“There are plenty of unusual things about Roy Moore. His stated policy positions are not among them,” Matthew Walther chirps in The Week. “The genius of Moore is that he is unwilling to join in the usual proceduralist games that social conservatives in this country have been playing and losing for decades.” Moore, Walther insists, cares about morals instead of money and bears little resemblance to Trump:
Moore is light years away from considering this tension, but it is heartening to think that there soon might be at least one person in the United States Senate for whom Christ is more important than Milton Friedman.
This is unreasonably optimistic. There is no evidence that Moore is anything but an orthodox Republican on economic questions. (“He’s going to be for tax reform, I think,” Rob Portman told Politico, summing up the ethos of the modern Republican Party.) Trump may not have a Christian bone in his body, but what he shares with Moore is a hatred of Muslims and a history of unabashed racism. Moore once spoke to the white supremacist group the Council of Conservative Citizens and referred to “reds and yellows fighting” in a recent speech. The Southern Poverty Law Center reported seven years ago that Moore’s foundation hosted the 2010 Alabama Secession Day Commemoration, “featuring speakers tied to the League of the South, a neo-Confederate hate group that considers slavery ‘God-ordained’ and advocates for ‘the cultural dominance of the Anglo-Celtic people and their institutions.’” These are all facts that Walther either doesn’t know, or chose to ignore.
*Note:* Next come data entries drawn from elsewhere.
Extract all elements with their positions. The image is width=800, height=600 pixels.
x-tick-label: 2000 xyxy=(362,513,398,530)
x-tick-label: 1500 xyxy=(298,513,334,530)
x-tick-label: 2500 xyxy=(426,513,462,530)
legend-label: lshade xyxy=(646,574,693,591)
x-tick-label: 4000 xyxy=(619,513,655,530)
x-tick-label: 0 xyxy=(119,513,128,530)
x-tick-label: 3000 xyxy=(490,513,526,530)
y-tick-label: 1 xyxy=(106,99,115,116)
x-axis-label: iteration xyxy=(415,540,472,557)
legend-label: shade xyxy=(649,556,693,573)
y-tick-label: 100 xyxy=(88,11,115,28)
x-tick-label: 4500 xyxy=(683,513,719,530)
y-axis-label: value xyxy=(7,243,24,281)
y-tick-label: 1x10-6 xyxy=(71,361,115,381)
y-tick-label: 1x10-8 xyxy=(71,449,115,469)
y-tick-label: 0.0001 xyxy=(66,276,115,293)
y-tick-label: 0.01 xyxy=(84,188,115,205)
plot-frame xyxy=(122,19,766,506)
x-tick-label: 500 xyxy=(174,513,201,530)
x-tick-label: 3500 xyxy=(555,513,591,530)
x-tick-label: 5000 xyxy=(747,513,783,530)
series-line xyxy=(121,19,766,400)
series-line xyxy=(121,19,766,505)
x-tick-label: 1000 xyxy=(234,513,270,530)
Moore’s empowerment spells oppression for nearly everyone else. The hyperbole people typically apply to conservative evangelicals actually applies to Roy Moore. He is a proud and explicit theocrat, who wants to criminalize homosexuality and make Christian doctrine the law of the land. If R.J. Rushdoony found a way to upload his consciousness into another person after death, the result would look a lot like Moore. He is a walking Chick tract. He is Charles Coughlin in Protestant skin. There is no joy to Moore, whose dedication to forced purity represents religion at its very worst. And the darkly funny truth is that when people like Moore are in power no one, not even Matthew Walther, is safe. We all fall short of the glory of Roy.